Prologue
Ravenne, 452 AD
Le généralissime Aetius contemplait la grande cour depuis le balcon de la salle principale du palais impérial. Cela faisait des semaines qu’il avait envoyé deux de ses meilleurs espions, l'un sur les rives du Danube et l'autre vers Constantinople, pour l’informer des positions de l’ennemi. Il avait entendu dire que la Horde du Grand Roi se préparait à attaquer le coeur de l'Empire, afin de mettre à sac et annihiler une bonne fois pour toutes ce qu’Attila haïssait le plus au monde : la corruption et la décadence.
Aetius scrutait l'horizon bardé de cyprès derrière les hautes murailles de pierre. Il était inquiet. Il n'avait plus de nouvelles du front depuis un certain temps. Depuis sa victoire sur les champs Catalauniques en Gaule, il avait laissé partir son ennemi au lieu de l'achever définitivement. S'il avait agi selon le sens commun, il aurait perdu un atout de taille sur les dirigeants romains et le sénat. Attila était son arme secrète, sa garantie pour gravir peut-être un jour les échelons du pouvoir.
Mais maintenant, il devait reconnaitre qu'il avait perdu le contrôle. La seule information qu'il avait reçue, au passage d'un couloir, fut la mort violente de Marcus, un de ses informateurs, tombé bêtement lors d'un raid ennemi, proche de la capitale orientale. L'empereur Romain d'Orient ne s'était pas laissé faire et avait, contre toute attente, réussi à faire battre en retraite la Horde.

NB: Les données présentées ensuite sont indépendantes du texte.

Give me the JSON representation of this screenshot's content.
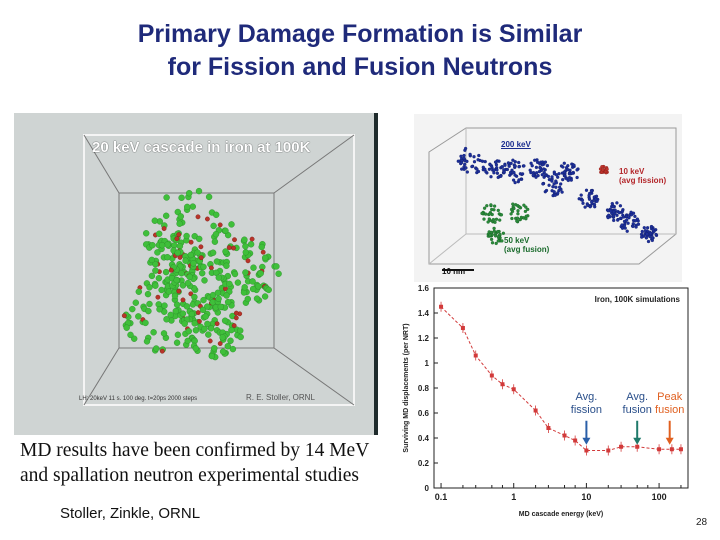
{
  "slide": {
    "title_line1": "Primary Damage Formation is Similar",
    "title_line2": "for Fission and Fusion Neutrons",
    "page_number": "28"
  },
  "left_image": {
    "title": "20 keV cascade in iron at 100K",
    "credit": "R. E. Stoller, ORNL",
    "fine_print": "LH: 20keV 11 s. 100 deg.  t=20ps        2000 steps"
  },
  "caption": {
    "line1": "MD results have been confirmed by 14 MeV",
    "line2": "and spallation neutron experimental studies"
  },
  "authors": "Stoller, Zinkle, ORNL",
  "top_image": {
    "label_200": "200 keV",
    "label_10_line1": "10 keV",
    "label_10_line2": "(avg fission)",
    "label_50_line1": "50 keV",
    "label_50_line2": "(avg fusion)",
    "scale": "10 nm"
  },
  "colors": {
    "title": "#1f2a7a",
    "series": "#d23a3a",
    "arrow_fission": "#2a5fa8",
    "arrow_fusion": "#1f7a6a",
    "arrow_peak": "#e06020"
  },
  "chart_data": {
    "type": "line",
    "title": "Iron, 100K simulations",
    "xlabel": "MD cascade energy (keV)",
    "ylabel": "Surviving MD displacements (per NRT)",
    "xscale": "log",
    "xlim": [
      0.08,
      250
    ],
    "ylim": [
      0,
      1.6
    ],
    "xticks": [
      "0.1",
      "1",
      "10",
      "100"
    ],
    "yticks": [
      "0",
      "0.2",
      "0.4",
      "0.6",
      "0.8",
      "1",
      "1.2",
      "1.4",
      "1.6"
    ],
    "grid": false,
    "series": [
      {
        "x": [
          0.1,
          0.2,
          0.3,
          0.5,
          0.7,
          1,
          2,
          3,
          5,
          7,
          10,
          20,
          30,
          50,
          100,
          150,
          200
        ],
        "y": [
          1.45,
          1.28,
          1.06,
          0.9,
          0.83,
          0.79,
          0.62,
          0.48,
          0.42,
          0.38,
          0.3,
          0.3,
          0.33,
          0.33,
          0.31,
          0.31,
          0.31
        ]
      }
    ],
    "annotations": [
      {
        "text_line1": "Avg.",
        "text_line2": "fission",
        "x": 10,
        "color_key": "arrow_fission"
      },
      {
        "text_line1": "Avg.",
        "text_line2": "fusion",
        "x": 50,
        "color_key": "arrow_fusion"
      },
      {
        "text_line1": "Peak",
        "text_line2": "fusion",
        "x": 140,
        "color_key": "arrow_peak"
      }
    ]
  }
}
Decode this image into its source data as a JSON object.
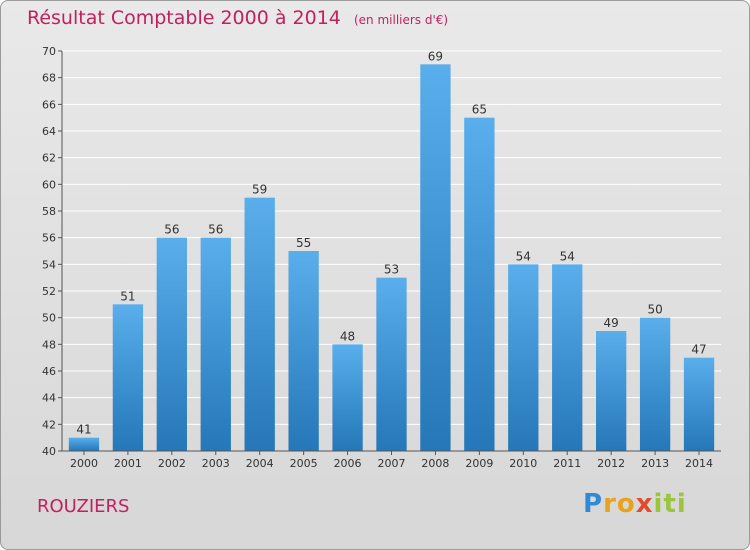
{
  "header": {
    "title": "Résultat Comptable 2000 à 2014",
    "unit": "(en milliers d'€)"
  },
  "footer": {
    "place": "ROUZIERS",
    "logo_parts": [
      "P",
      "ro",
      "x",
      "iti"
    ]
  },
  "colors": {
    "title": "#c41f5f",
    "bar_top": "#5aaeeb",
    "bar_bottom": "#2577b8",
    "grid": "#ffffff",
    "axis": "#555555"
  },
  "chart_data": {
    "type": "bar",
    "title": "Résultat Comptable 2000 à 2014",
    "subtitle": "(en milliers d'€)",
    "xlabel": "",
    "ylabel": "",
    "categories": [
      "2000",
      "2001",
      "2002",
      "2003",
      "2004",
      "2005",
      "2006",
      "2007",
      "2008",
      "2009",
      "2010",
      "2011",
      "2012",
      "2013",
      "2014"
    ],
    "values": [
      41,
      51,
      56,
      56,
      59,
      55,
      48,
      53,
      69,
      65,
      54,
      54,
      49,
      50,
      47
    ],
    "ylim": [
      40,
      70
    ],
    "yticks": [
      40,
      42,
      44,
      46,
      48,
      50,
      52,
      54,
      56,
      58,
      60,
      62,
      64,
      66,
      68,
      70
    ],
    "grid": true,
    "data_labels": true
  }
}
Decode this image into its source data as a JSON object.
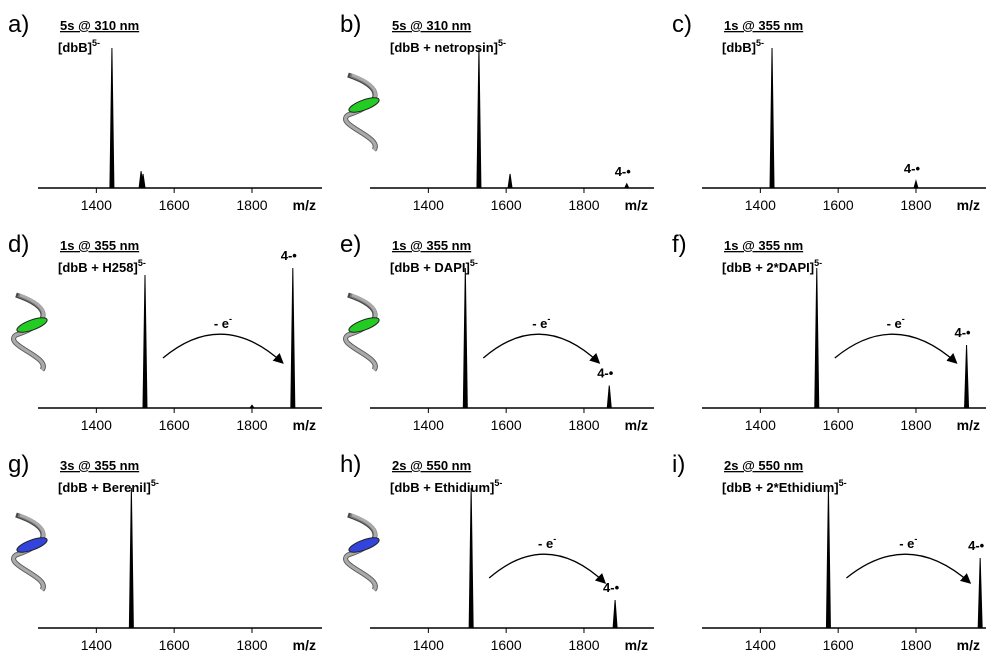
{
  "chart_data": [
    {
      "type": "spectrum",
      "label": "a)",
      "title": "5s @ 310 nm",
      "subtitle": "[dbB]",
      "subtitle_sup": "5-",
      "x": [
        1440,
        1515,
        1520
      ],
      "values": [
        100,
        12,
        10
      ],
      "xlim": [
        1250,
        1980
      ],
      "xticks": [
        1400,
        1600,
        1800
      ],
      "xlabel": "m/z",
      "color": "#000000"
    },
    {
      "type": "spectrum",
      "label": "b)",
      "title": "5s @ 310 nm",
      "subtitle": "[dbB + netropsin]",
      "subtitle_sup": "5-",
      "x": [
        1530,
        1610,
        1910
      ],
      "values": [
        100,
        10,
        3
      ],
      "xlim": [
        1250,
        1980
      ],
      "xticks": [
        1400,
        1600,
        1800
      ],
      "xlabel": "m/z",
      "color": "#000000",
      "peak_label": "4-•"
    },
    {
      "type": "spectrum",
      "label": "c)",
      "title": "1s @ 355 nm",
      "subtitle": "[dbB]",
      "subtitle_sup": "5-",
      "x": [
        1430,
        1800
      ],
      "values": [
        100,
        5
      ],
      "xlim": [
        1250,
        1980
      ],
      "xticks": [
        1400,
        1600,
        1800
      ],
      "xlabel": "m/z",
      "color": "#000000",
      "peak_label": "4-•"
    },
    {
      "type": "spectrum",
      "label": "d)",
      "title": "1s @ 355 nm",
      "subtitle": "[dbB + H258]",
      "subtitle_sup": "5-",
      "x": [
        1525,
        1800,
        1905
      ],
      "values": [
        95,
        2,
        100
      ],
      "xlim": [
        1250,
        1980
      ],
      "xticks": [
        1400,
        1600,
        1800
      ],
      "xlabel": "m/z",
      "color": "#000000",
      "peak_label": "4-•",
      "arrow_label": "- e",
      "arrow_label_sup": "-"
    },
    {
      "type": "spectrum",
      "label": "e)",
      "title": "1s @ 355 nm",
      "subtitle": "[dbB + DAPI]",
      "subtitle_sup": "5-",
      "x": [
        1495,
        1865
      ],
      "values": [
        100,
        16
      ],
      "xlim": [
        1250,
        1980
      ],
      "xticks": [
        1400,
        1600,
        1800
      ],
      "xlabel": "m/z",
      "color": "#000000",
      "peak_label": "4-•",
      "arrow_label": "- e",
      "arrow_label_sup": "-"
    },
    {
      "type": "spectrum",
      "label": "f)",
      "title": "1s @ 355 nm",
      "subtitle": "[dbB + 2*DAPI]",
      "subtitle_sup": "5-",
      "x": [
        1545,
        1930
      ],
      "values": [
        100,
        45
      ],
      "xlim": [
        1250,
        1980
      ],
      "xticks": [
        1400,
        1600,
        1800
      ],
      "xlabel": "m/z",
      "color": "#000000",
      "peak_label": "4-•",
      "arrow_label": "- e",
      "arrow_label_sup": "-"
    },
    {
      "type": "spectrum",
      "label": "g)",
      "title": "3s @ 355 nm",
      "subtitle": "[dbB + Berenil]",
      "subtitle_sup": "5-",
      "x": [
        1490
      ],
      "values": [
        100
      ],
      "xlim": [
        1250,
        1980
      ],
      "xticks": [
        1400,
        1600,
        1800
      ],
      "xlabel": "m/z",
      "color": "#000000"
    },
    {
      "type": "spectrum",
      "label": "h)",
      "title": "2s @ 550 nm",
      "subtitle": "[dbB + Ethidium]",
      "subtitle_sup": "5-",
      "x": [
        1510,
        1880
      ],
      "values": [
        100,
        20
      ],
      "xlim": [
        1250,
        1980
      ],
      "xticks": [
        1400,
        1600,
        1800
      ],
      "xlabel": "m/z",
      "color": "#000000",
      "peak_label": "4-•",
      "arrow_label": "- e",
      "arrow_label_sup": "-"
    },
    {
      "type": "spectrum",
      "label": "i)",
      "title": "2s @ 550 nm",
      "subtitle": "[dbB + 2*Ethidium]",
      "subtitle_sup": "5-",
      "x": [
        1575,
        1965
      ],
      "values": [
        100,
        50
      ],
      "xlim": [
        1250,
        1980
      ],
      "xticks": [
        1400,
        1600,
        1800
      ],
      "xlabel": "m/z",
      "color": "#000000",
      "peak_label": "4-•",
      "arrow_label": "- e",
      "arrow_label_sup": "-"
    }
  ]
}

Tout ça grâce au culot et à une armée beaucoup plus équipée et menaçante que les pauvres bougres d'Occident. Cet incident s'était déroulé un mois auparavant. Le Hun devait se diriger vers Rome à l'heure qu'il était, et personne ne connaissait l'avancée de son armée.
Bientôt, un bruit familier fit sortir Le Généralissime de ses pensées : le galop d’un cheval qui s’aventurait à l’entrée de la cour principale. Les gardes accoururent vers l’animal pour le débarrasser d’une masse informe, qui gisait sur sa croupe. C’était un corps humain enveloppé dans sa tunique blanche et rouge. De loin, on ne pouvait voir s’il s’agissait d’un homme blessé ou mort, car ce dernier ne tenait plus sur ses étriers et les soldats s’y prirent à plusieurs pour le porter. L’attroupement se précipitait tant bien que mal vers le palais. Bientôt Aetius entendit les pas précipités et lourds des gardes.
Il les attendit à l’entrée de la salle, anxieux des terribles nouvelles qu’ils pouvaient bien lui apporter. Qui était le moribond qu’ils étaient en train d'amener ? Cela n’annonçait rien de bon. Il le reconnut cependant dès que les gardes arrivèrent au seuil de la porte. C’était Julius Caepius, l'autre messager.
Aetius se précipita vers les soldats qui tenaient le malheureux par les épaules. Le Généralissime le prit dans ses bras pour le déposer délicatement sur le tapis de laine et se pencha vers son visage afin que l’homme puisse lui parler sans trop d’effort. Il était considérablement amaigri, avec des plaques rouges réparties sur tout le corps. Du sang coulait de ses yeux, de son nez et de ses oreilles. Il devait en perdre aussi de tous les autres orifices, comme en témoignait le rouge de sa tunique. Ses cheveux étaient devenus épars et s’arrachaient avec une facilité déconcertante. Quelle étrange malédiction lui avait-on jeté ? Comme ce dernier perdait connaissance, Aetius lui dit en lui tapotant doucement le visage :
- « Caepius ! Que s’est-il passé ? Caepius ? »
Le messager reprit vaguement conscience et, dans un effort qui paraissait surhumain, lui murmura à l’oreille :
- Un détachement hun … en reconnaissance… suivis... dans les plaines… Anges dans le ciel… éclairs... flammes… Dieux rouges… enfuis… Les Huns massacrés… survivants… emportés dans lumière des Anges… ».
Puis Caepius ferma les yeux. Aetius le secoua pour qu’il revienne à lui, malgré le sang qui coulait entre ses lèvres. Caepius rouvrit un peu les paupières et soupira dans un dernier souffle :
« C’est la guerre… nous sommes perdus… Apocalypse… »
Le jeune homme s’endormit alors définitivement dans les bras de celui que l’on nommera, bien plus tard, le dernier des Romains.